Week 1 lecture CNTD, Standard deviation, z scores, measurement, COIS, correlation and psychometrics Flashcards
What is a standard deviation and standard error of the mean?
SD: Variance gives us a measure in units squared, taking square root of variation gives SD
SEM: measure of spread, what SD would look like if measured in real world
What are the 5 measures of spread? (CRISS)
Confidence intervals
Range
interquartile range
Standard deviation
Standard error of mean
What are confidence intervals and what represents them? (what couldn’t you figure out how to make elliott’s first assignment ?) 95/100…
Defines range taht will theoretically capture true mean 95% of the time (95 times out of 100 )
Represented by error bars
Why does the mean, mean nothing and what’s possible when a chart doesn’t have this?
Means nothing as there’s no measure of spread, when a chart doesn’t have a measure of spread they either are stupid or think im stupid
How do we know when error bars are significant or insignificant?
When error bars overlap quite a bit means probably insignificant, when error bars do not overlap significantly means it’s usually statistically significant
What three things all represent the same thing? (squares,very,S..)
sum of squares variance and standard deviation all represent same thing just different amounts
What are z scores and it’s formula?
Expresses score in how many Sd’s it is away from the mean
z= x-x(bar) ~(divided) SD
What are the 5 property’s of z scores ? cuts off top/bottom, lie between…
(cuts off 2…, lies: 1..,2..,3..) (95% of,99% of,99.9 %of)
1.96 cuts off top 2.5 percent of distribution
-1.96 cuts off bottom 2.5 percent of distribution
95 percent of z scores lie between 1.96 and -1.96
99 percent of z scores lie between 2.58 and -2.58
99.9 percent of z scores lie between 3.29 and -3.29
what does p=0.49mean as an alpha level and what does it mean if p=0.5 is alpha level of expirement?

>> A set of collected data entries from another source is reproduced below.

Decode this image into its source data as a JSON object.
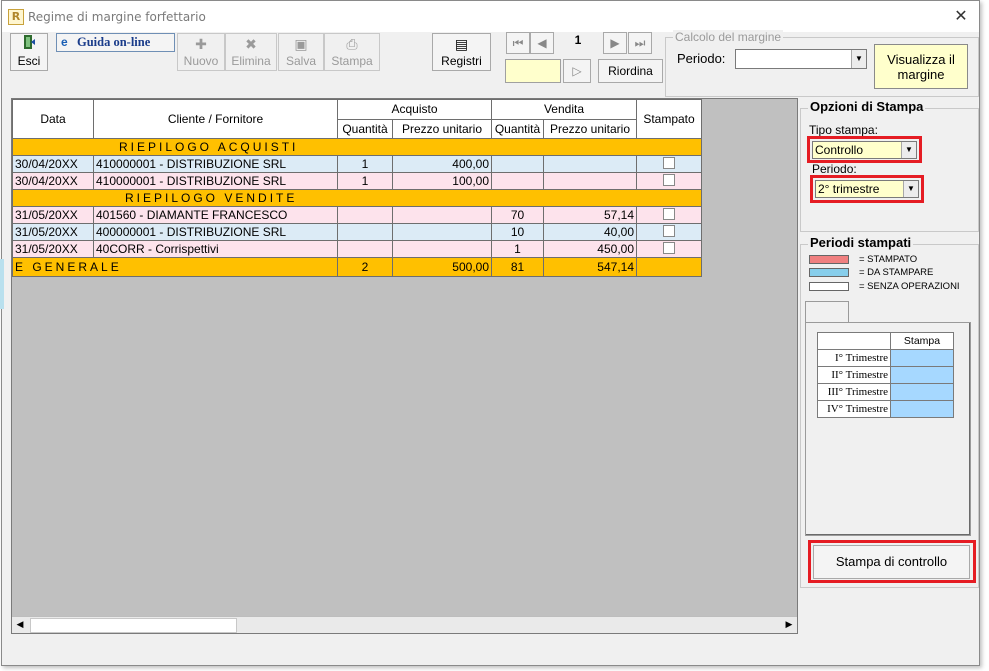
{
  "window": {
    "title": "Regime di margine forfettario",
    "app_icon": "R",
    "close": "✕"
  },
  "toolbar": {
    "esci": "Esci",
    "guida": "Guida on-line",
    "nuovo": "Nuovo",
    "elimina": "Elimina",
    "salva": "Salva",
    "stampa": "Stampa",
    "registri": "Registri",
    "page_number": "1",
    "riordina": "Riordina"
  },
  "calcolo": {
    "title": "Calcolo del margine",
    "periodo_label": "Periodo:",
    "periodo_value": "",
    "visualizza": "Visualizza il margine"
  },
  "grid": {
    "headers": {
      "data": "Data",
      "cliente": "Cliente / Fornitore",
      "acquisto": "Acquisto",
      "vendita": "Vendita",
      "stampato": "Stampato",
      "quantita": "Quantità",
      "prezzo": "Prezzo unitario"
    },
    "sections": {
      "acquisti": "RIEPILOGO ACQUISTI",
      "vendite": "RIEPILOGO VENDITE"
    },
    "purchases": [
      {
        "data": "30/04/20XX",
        "cliente": "410000001 - DISTRIBUZIONE SRL",
        "qta_acq": "1",
        "prezzo_acq": "400,00",
        "qta_ven": "",
        "prezzo_ven": ""
      },
      {
        "data": "30/04/20XX",
        "cliente": "410000001 - DISTRIBUZIONE SRL",
        "qta_acq": "1",
        "prezzo_acq": "100,00",
        "qta_ven": "",
        "prezzo_ven": ""
      }
    ],
    "sales": [
      {
        "data": "31/05/20XX",
        "cliente": "401560 - DIAMANTE FRANCESCO",
        "qta_acq": "",
        "prezzo_acq": "",
        "qta_ven": "70",
        "prezzo_ven": "57,14"
      },
      {
        "data": "31/05/20XX",
        "cliente": "400000001 - DISTRIBUZIONE SRL",
        "qta_acq": "",
        "prezzo_acq": "",
        "qta_ven": "10",
        "prezzo_ven": "40,00"
      },
      {
        "data": "31/05/20XX",
        "cliente": "40CORR - Corrispettivi",
        "qta_acq": "",
        "prezzo_acq": "",
        "qta_ven": "1",
        "prezzo_ven": "450,00"
      }
    ],
    "total": {
      "label": "E  GENERALE",
      "qta_acq": "2",
      "prezzo_acq": "500,00",
      "qta_ven": "81",
      "prezzo_ven": "547,14"
    }
  },
  "opzioni": {
    "title": "Opzioni di Stampa",
    "tipo_label": "Tipo stampa:",
    "tipo_value": "Controllo",
    "periodo_label": "Periodo:",
    "periodo_value": "2° trimestre"
  },
  "periodi": {
    "title": "Periodi stampati",
    "legend": [
      {
        "color": "#f08080",
        "label": "= STAMPATO"
      },
      {
        "color": "#87ceeb",
        "label": "= DA STAMPARE"
      },
      {
        "color": "#ffffff",
        "label": "= SENZA OPERAZIONI"
      }
    ],
    "header": "Stampa",
    "rows": [
      "I° Trimestre",
      "II° Trimestre",
      "III° Trimestre",
      "IV° Trimestre"
    ]
  },
  "stampa_controllo": "Stampa di controllo",
  "colors": {
    "section": "#ffc000",
    "row_blue": "#dcebf6",
    "row_pink": "#fde3ec",
    "highlight": "#e51c23"
  }
}
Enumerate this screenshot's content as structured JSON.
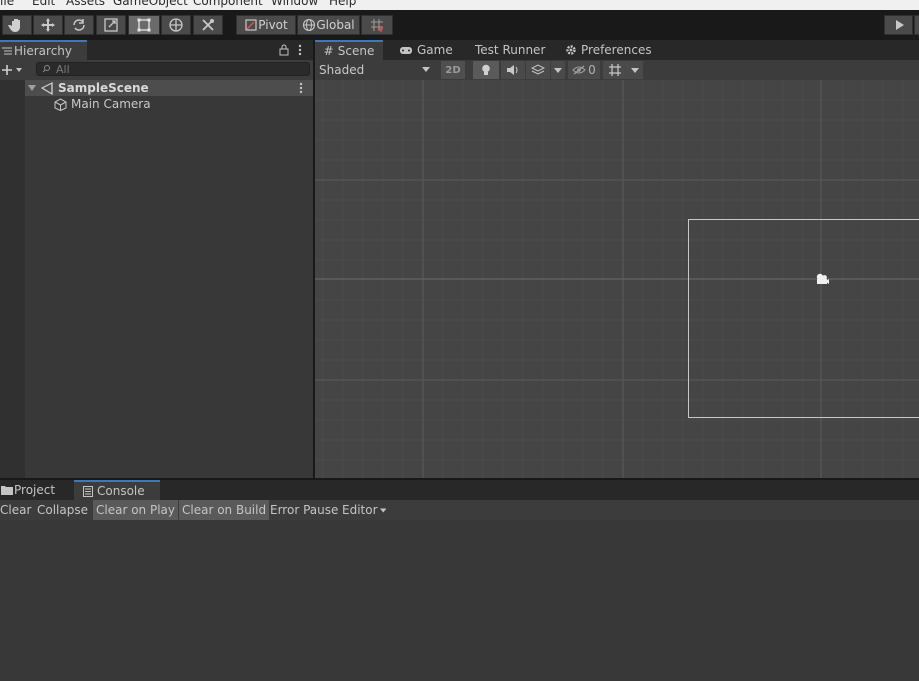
{
  "menu": [
    "File",
    "Edit",
    "Assets",
    "GameObject",
    "Component",
    "Window",
    "Help"
  ],
  "toolbar": {
    "pivot_label": "Pivot",
    "global_label": "Global"
  },
  "hierarchy": {
    "tab_label": "Hierarchy",
    "search_placeholder": "All",
    "scene_name": "SampleScene",
    "items": [
      "Main Camera"
    ]
  },
  "scene_view": {
    "tabs": [
      "Scene",
      "Game",
      "Test Runner",
      "Preferences"
    ],
    "shading_mode": "Shaded",
    "mode_2d_label": "2D",
    "hidden_count": "0"
  },
  "console": {
    "tabs": [
      "Project",
      "Console"
    ],
    "buttons": [
      "Clear",
      "Collapse",
      "Clear on Play",
      "Clear on Build",
      "Error Pause",
      "Editor"
    ]
  },
  "colors": {
    "accent": "#3a79bb",
    "toolbar_bg": "#191919",
    "panel_bg": "#383838",
    "scene_bg": "#454545"
  }
}
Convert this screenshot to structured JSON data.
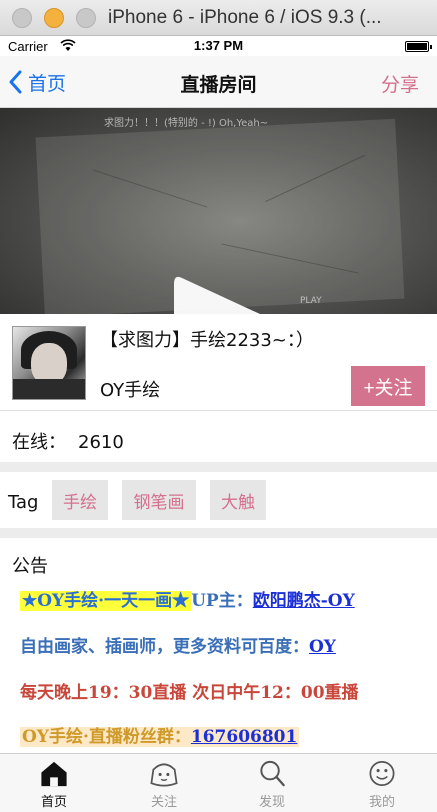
{
  "simulator": {
    "title": "iPhone 6 - iPhone 6 / iOS 9.3 (..."
  },
  "status_bar": {
    "carrier": "Carrier",
    "time": "1:37 PM"
  },
  "nav": {
    "back_label": "首页",
    "title": "直播房间",
    "share_label": "分享"
  },
  "video": {
    "overlay_line1": "求图力！！！(特别的 - !) Oh,Yeah~",
    "overlay_line2": "PLAY"
  },
  "room": {
    "title": "【求图力】手绘2233~：）",
    "anchor_name": "OY手绘",
    "follow_label": "+关注"
  },
  "online": {
    "label": "在线：",
    "count": "2610"
  },
  "tags": {
    "label": "Tag",
    "items": [
      "手绘",
      "钢笔画",
      "大触"
    ]
  },
  "notice": {
    "title": "公告",
    "line1_highlight": "★OY手绘·一天一画★",
    "line1_prefix": "UP主：",
    "line1_link": "欧阳鹏杰-OY",
    "line2_text": "自由画家、插画师，更多资料可百度：",
    "line2_link": "OY",
    "line3_text": "每天晚上19：30直播 次日中午12：00重播",
    "line4_text": "OY手绘·直播粉丝群：",
    "line4_link": "167606801"
  },
  "tabbar": {
    "items": [
      "首页",
      "关注",
      "发现",
      "我的"
    ],
    "active_index": 0
  },
  "colors": {
    "accent_pink": "#d3738e",
    "ios_blue": "#1a73e8"
  }
}
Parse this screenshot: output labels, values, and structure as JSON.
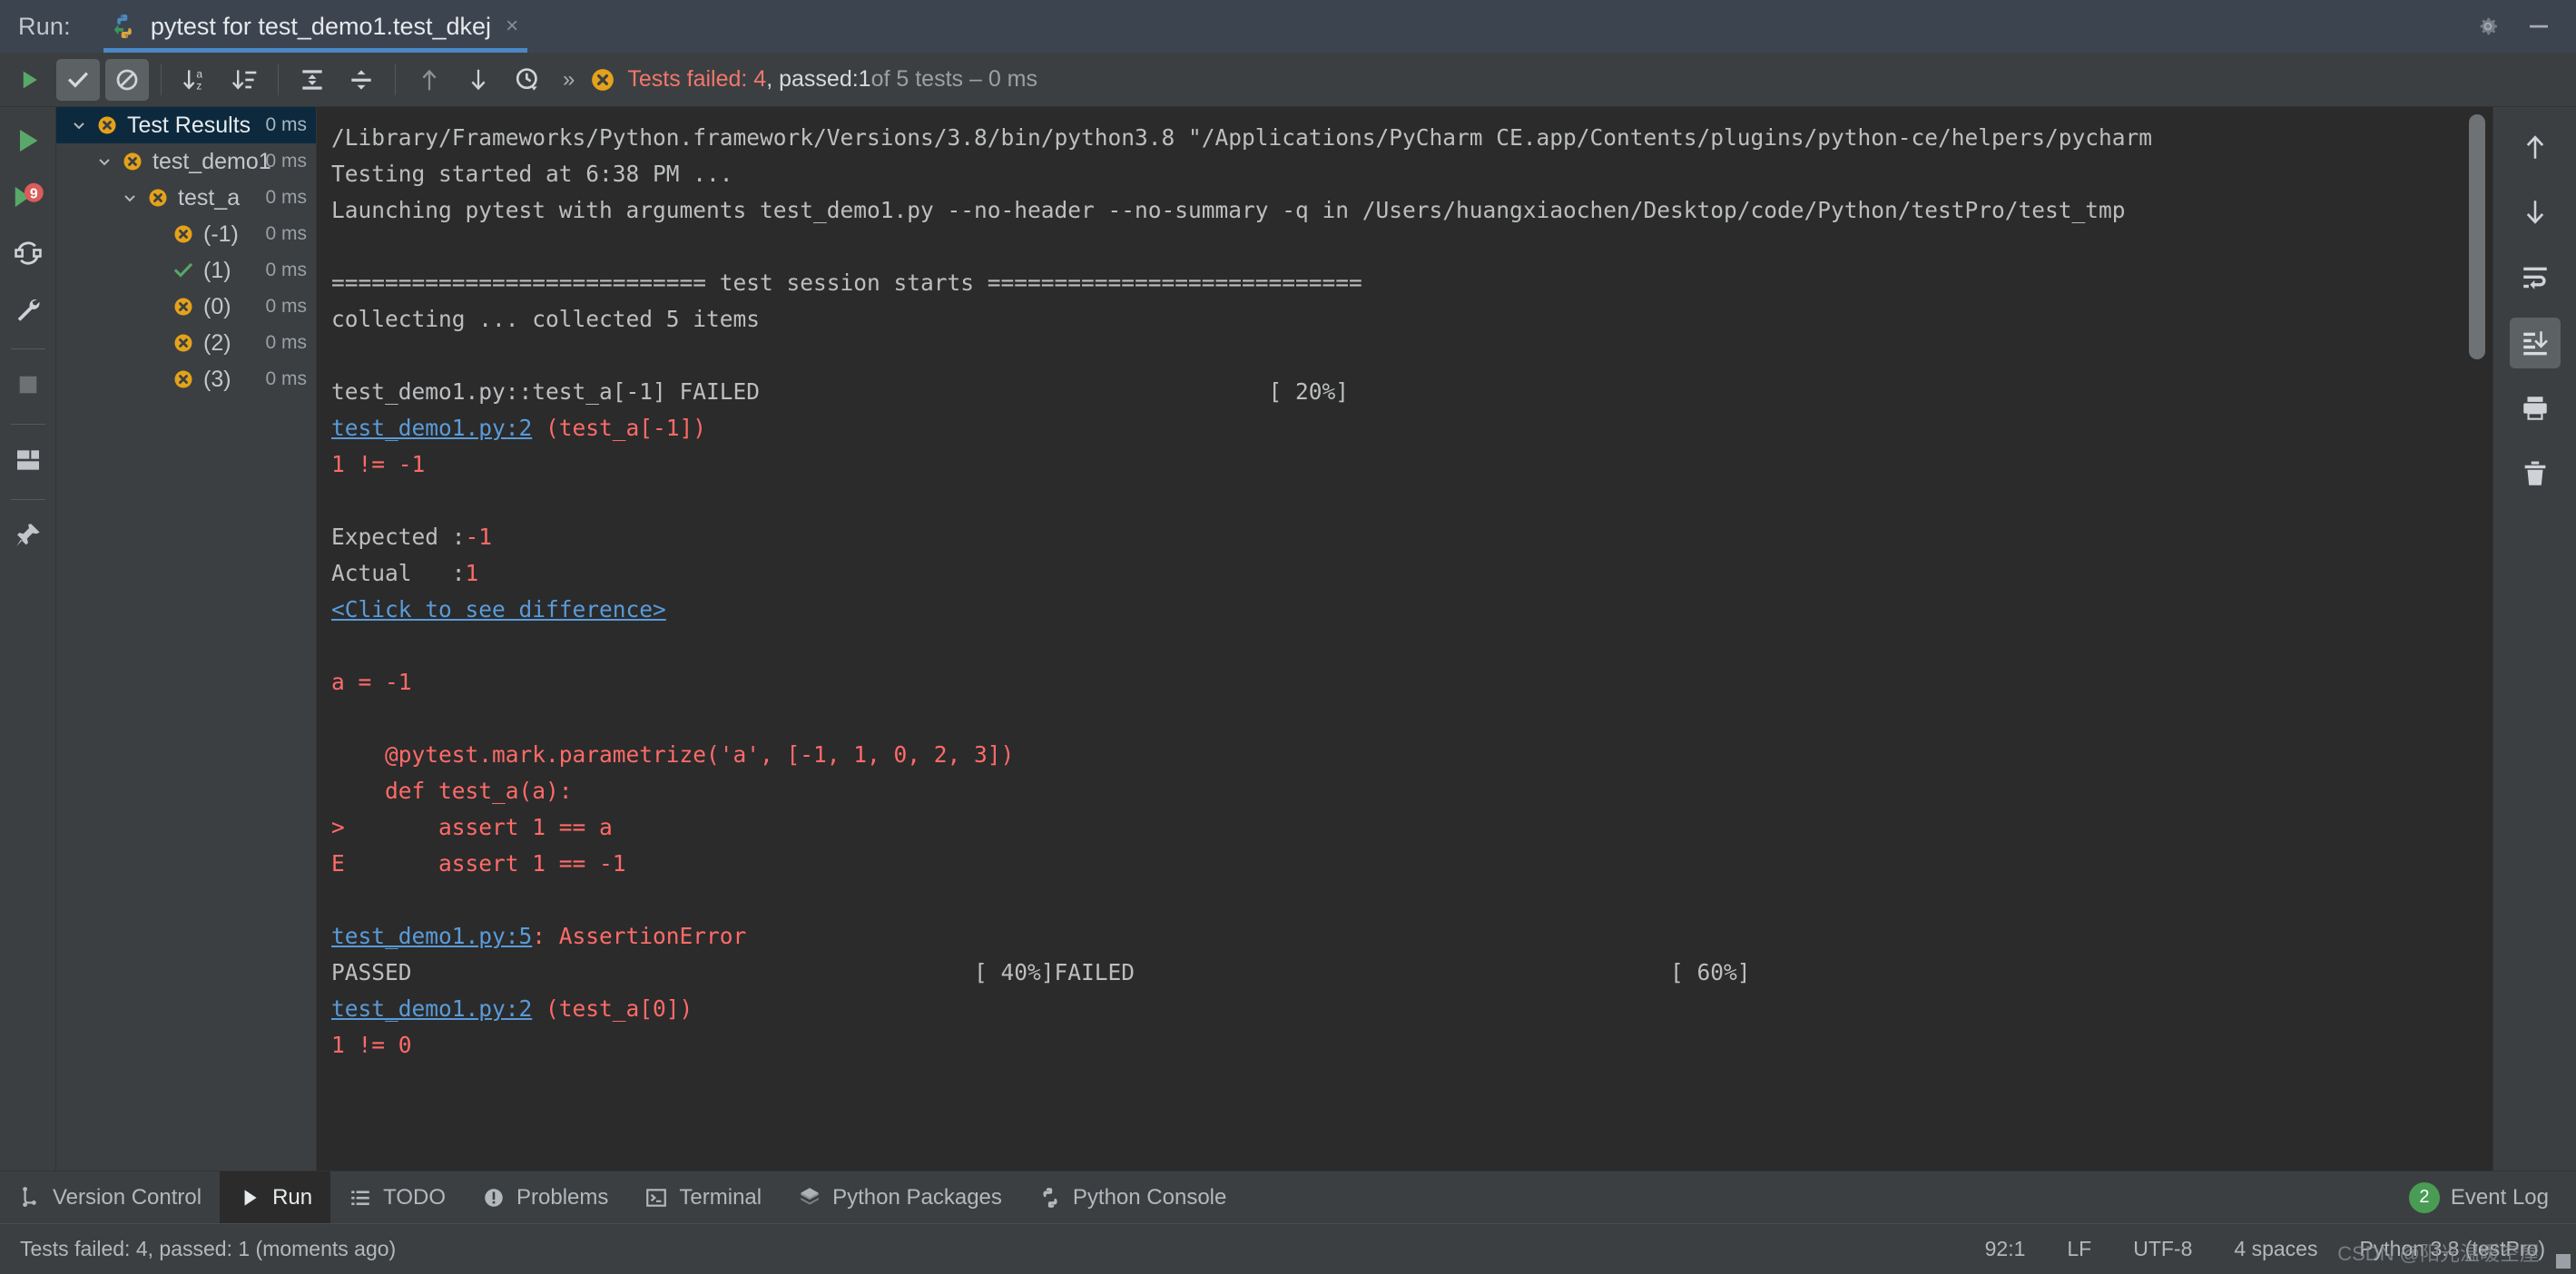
{
  "titlebar": {
    "run_label": "Run:",
    "tab_title": "pytest for test_demo1.test_dkej",
    "tab_close": "×",
    "settings_icon": "gear-icon",
    "minimize_icon": "minimize-icon"
  },
  "toolbar": {
    "rerun_icon": "rerun-play-icon",
    "toggle_passed_icon": "show-passed-checkmark-icon",
    "toggle_ignored_icon": "show-ignored-icon",
    "sort_alpha_icon": "sort-alphabetically-icon",
    "sort_duration_icon": "sort-by-duration-icon",
    "expand_all_icon": "expand-all-icon",
    "collapse_all_icon": "collapse-all-icon",
    "prev_failed_icon": "previous-failed-test-icon",
    "next_failed_icon": "next-failed-test-icon",
    "history_icon": "test-history-clock-icon",
    "overflow_icon": "»",
    "status_icon": "failed-cross-icon",
    "status_failed": "Tests failed: 4",
    "status_passed_prefix": ", passed: ",
    "status_passed_count": "1",
    "status_suffix": " of 5 tests – 0 ms"
  },
  "left_rail": {
    "items": [
      {
        "icon": "run-play-icon",
        "name": "rerun-tests-button"
      },
      {
        "icon": "rerun-failed-tests-icon",
        "name": "rerun-failed-tests-button"
      },
      {
        "icon": "toggle-auto-test-icon",
        "name": "toggle-auto-test-button"
      },
      {
        "icon": "wrench-settings-icon",
        "name": "test-settings-button"
      },
      {
        "icon": "stop-square-icon",
        "name": "stop-button"
      },
      {
        "icon": "layout-panels-icon",
        "name": "layout-settings-button"
      },
      {
        "icon": "pin-icon",
        "name": "pin-tab-button"
      }
    ]
  },
  "tree": {
    "nodes": [
      {
        "label": "Test Results",
        "time": "0 ms",
        "status": "failed",
        "indent": 0,
        "arrow": "expanded",
        "selected": true
      },
      {
        "label": "test_demo1",
        "time": "0 ms",
        "status": "failed",
        "indent": 1,
        "arrow": "expanded",
        "selected": false
      },
      {
        "label": "test_a",
        "time": "0 ms",
        "status": "failed",
        "indent": 2,
        "arrow": "expanded",
        "selected": false
      },
      {
        "label": "(-1)",
        "time": "0 ms",
        "status": "failed",
        "indent": 3,
        "arrow": "none",
        "selected": false
      },
      {
        "label": "(1)",
        "time": "0 ms",
        "status": "passed",
        "indent": 3,
        "arrow": "none",
        "selected": false
      },
      {
        "label": "(0)",
        "time": "0 ms",
        "status": "failed",
        "indent": 3,
        "arrow": "none",
        "selected": false
      },
      {
        "label": "(2)",
        "time": "0 ms",
        "status": "failed",
        "indent": 3,
        "arrow": "none",
        "selected": false
      },
      {
        "label": "(3)",
        "time": "0 ms",
        "status": "failed",
        "indent": 3,
        "arrow": "none",
        "selected": false
      }
    ]
  },
  "console": {
    "lines": [
      {
        "segments": [
          {
            "text": "/Library/Frameworks/Python.framework/Versions/3.8/bin/python3.8 \"/Applications/PyCharm CE.app/Contents/plugins/python-ce/helpers/pycharm",
            "style": "c-white"
          }
        ]
      },
      {
        "segments": [
          {
            "text": "Testing started at 6:38 PM ...",
            "style": "c-white"
          }
        ]
      },
      {
        "segments": [
          {
            "text": "Launching pytest with arguments test_demo1.py --no-header --no-summary -q in /Users/huangxiaochen/Desktop/code/Python/testPro/test_tmp",
            "style": "c-white"
          }
        ]
      },
      {
        "segments": [
          {
            "text": "",
            "style": "c-white"
          }
        ]
      },
      {
        "segments": [
          {
            "text": "============================ test session starts ============================",
            "style": "c-white"
          }
        ]
      },
      {
        "segments": [
          {
            "text": "collecting ... collected 5 items",
            "style": "c-white"
          }
        ]
      },
      {
        "segments": [
          {
            "text": "",
            "style": "c-white"
          }
        ]
      },
      {
        "segments": [
          {
            "text": "test_demo1.py::test_a[-1] FAILED                                      [ 20%]",
            "style": "c-white"
          }
        ]
      },
      {
        "segments": [
          {
            "text": "test_demo1.py:2",
            "style": "c-link"
          },
          {
            "text": " (test_a[-1])",
            "style": "c-red"
          }
        ]
      },
      {
        "segments": [
          {
            "text": "1 != -1",
            "style": "c-red"
          }
        ]
      },
      {
        "segments": [
          {
            "text": "",
            "style": "c-white"
          }
        ]
      },
      {
        "segments": [
          {
            "text": "Expected :",
            "style": "c-white"
          },
          {
            "text": "-1",
            "style": "c-red"
          }
        ]
      },
      {
        "segments": [
          {
            "text": "Actual   :",
            "style": "c-white"
          },
          {
            "text": "1",
            "style": "c-red"
          }
        ]
      },
      {
        "segments": [
          {
            "text": "<Click to see difference>",
            "style": "c-link"
          }
        ]
      },
      {
        "segments": [
          {
            "text": "",
            "style": "c-white"
          }
        ]
      },
      {
        "segments": [
          {
            "text": "a = -1",
            "style": "c-red"
          }
        ]
      },
      {
        "segments": [
          {
            "text": "",
            "style": "c-white"
          }
        ]
      },
      {
        "segments": [
          {
            "text": "    @pytest.mark.parametrize('a', [-1, 1, 0, 2, 3])",
            "style": "c-red"
          }
        ]
      },
      {
        "segments": [
          {
            "text": "    def test_a(a):",
            "style": "c-red"
          }
        ]
      },
      {
        "segments": [
          {
            "text": ">       assert 1 == a",
            "style": "c-red"
          }
        ]
      },
      {
        "segments": [
          {
            "text": "E       assert 1 == -1",
            "style": "c-red"
          }
        ]
      },
      {
        "segments": [
          {
            "text": "",
            "style": "c-white"
          }
        ]
      },
      {
        "segments": [
          {
            "text": "test_demo1.py:5",
            "style": "c-link"
          },
          {
            "text": ": AssertionError",
            "style": "c-red"
          }
        ]
      },
      {
        "segments": [
          {
            "text": "PASSED                                          [ 40%]FAILED                                        [ 60%]",
            "style": "c-white"
          }
        ]
      },
      {
        "segments": [
          {
            "text": "test_demo1.py:2",
            "style": "c-link"
          },
          {
            "text": " (test_a[0])",
            "style": "c-red"
          }
        ]
      },
      {
        "segments": [
          {
            "text": "1 != 0",
            "style": "c-red"
          }
        ]
      }
    ]
  },
  "right_rail": {
    "items": [
      {
        "icon": "scroll-up-icon",
        "name": "up-the-stack-trace-button",
        "active": false
      },
      {
        "icon": "scroll-down-icon",
        "name": "down-the-stack-trace-button",
        "active": false
      },
      {
        "icon": "soft-wrap-icon",
        "name": "soft-wrap-button",
        "active": false
      },
      {
        "icon": "scroll-to-end-icon",
        "name": "scroll-to-end-button",
        "active": true
      },
      {
        "icon": "printer-icon",
        "name": "print-button",
        "active": false
      },
      {
        "icon": "trash-icon",
        "name": "clear-all-button",
        "active": false
      }
    ]
  },
  "toolwindow_bar": {
    "buttons": [
      {
        "label": "Version Control",
        "icon": "version-control-icon",
        "active": false
      },
      {
        "label": "Run",
        "icon": "run-play-icon",
        "active": true
      },
      {
        "label": "TODO",
        "icon": "todo-list-icon",
        "active": false
      },
      {
        "label": "Problems",
        "icon": "problems-icon",
        "active": false
      },
      {
        "label": "Terminal",
        "icon": "terminal-icon",
        "active": false
      },
      {
        "label": "Python Packages",
        "icon": "packages-icon",
        "active": false
      },
      {
        "label": "Python Console",
        "icon": "python-console-icon",
        "active": false
      }
    ],
    "event_log_count": "2",
    "event_log_label": "Event Log"
  },
  "statusbar": {
    "message": "Tests failed: 4, passed: 1 (moments ago)",
    "caret": "92:1",
    "line_separator": "LF",
    "encoding": "UTF-8",
    "indent": "4 spaces",
    "interpreter": "Python 3.8 (testPro)",
    "watermark": "CSDN @阳光温暖空屋"
  }
}
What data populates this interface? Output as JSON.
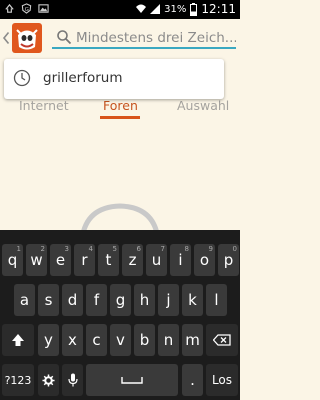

P=0.49- less than 5 times out of 100 an error can happen and we are okay with that, alpha level set to show error we are okay with getting
P=0.5- we are okay with error being 5/100 (error rate we are okay with having)
What is a correlation and it’s 3 factors? (change, weight scale, two things don’t cause eachother)
Co variation/relation between 2 variables
3 factors:
variables change together
usually scale variables
correlation doesn’t mean causation
what is a correlation coefficient and it’s 3 factors (yay or nay, 1, STRONG based upon..)
statistic that quantifys a relation between two variables
3 factors
can be positive or negative
falls between -1.00 and 1.00
value of number indicates strength
What is a positive and negative correlation and what kind of relation do they have? (smiles for positive)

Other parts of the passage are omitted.